I haven’t been here for a few weeks, but possibly you were. What did I miss? Anything much? Any scandal or intrigue to report? Of course, I’m talking about Six on Saturday. For the few sorry folk that haven’t come across this mega-meme, there is no need to feel embarrassed. If you pop over to The Prop’s site, you can study all the intricacies and many codicils attached to this world famous weekly event. For the more impatient here is a précis: Six. On Saturday. I have been a little slack for a while on the blogging front, but rest assured I have been very taut elsewhere. Let us see if I can remember how it is done.
First, we have Helichrysum bracteatum, the strawflower. It is one of my feeble attempts at front of house bedding this year. Too tall, not floriferous enough; but on its own, in its own right, it is rather lovely.
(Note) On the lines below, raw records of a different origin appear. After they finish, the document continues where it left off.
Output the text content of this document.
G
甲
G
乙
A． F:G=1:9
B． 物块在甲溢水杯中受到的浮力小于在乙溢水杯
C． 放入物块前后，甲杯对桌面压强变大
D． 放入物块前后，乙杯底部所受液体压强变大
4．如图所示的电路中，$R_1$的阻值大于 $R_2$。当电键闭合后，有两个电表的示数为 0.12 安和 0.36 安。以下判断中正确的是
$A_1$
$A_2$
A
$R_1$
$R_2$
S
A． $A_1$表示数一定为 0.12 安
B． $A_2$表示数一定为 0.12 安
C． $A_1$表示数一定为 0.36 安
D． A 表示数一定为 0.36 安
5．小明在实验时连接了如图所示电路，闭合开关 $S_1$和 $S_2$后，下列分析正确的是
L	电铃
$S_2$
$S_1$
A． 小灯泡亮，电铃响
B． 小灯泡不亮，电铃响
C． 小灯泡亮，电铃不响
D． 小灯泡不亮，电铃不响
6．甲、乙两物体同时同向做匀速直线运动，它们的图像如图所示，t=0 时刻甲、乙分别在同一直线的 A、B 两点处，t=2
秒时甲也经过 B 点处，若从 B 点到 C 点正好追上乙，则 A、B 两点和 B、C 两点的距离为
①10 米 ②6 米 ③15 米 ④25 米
Now onto Dahlia ‘Verone’s Obsidian’ which I believe is one of the honkas. I’m a little confused as to its real identity. This its first flower to bloom successfully and even that is a bit wonky. A little more honking and a little less getting scoffed by snails would be nice.
Next Hedychium ‘Pradhanii’, the only flower worth a public showing. Pots have been shuffled recently and this stunning ginger has unfortunately found itself in direct rotary washing line range. Each time our matching “his and hers” lederhosen whizz around in the breeze they whack this poor beauty in the mooch. I should move it really. It makes sense.
Onto someone looking very guilty “It wasn’t me guv, I just sat down for a rest and the big hole was here already”. I believe you.
Now Heliotropium arborescens ‘Chatsworth’ purchased a few weeks ago on a birthday visit to Atlantic Botanic nursery with my old mucker Hero. I have grown this Cherry Pie fragrant lovely before, but it didn’t make it through the winter. Fingers crossed for this one.
And finally, Salvia involucrata ‘Hadspen’; pure dazzling pink furry joy.
All done. I might try this SoSing again, it wasn’t too bad after all. Take care, my friends, I’ll see you in the gloaming.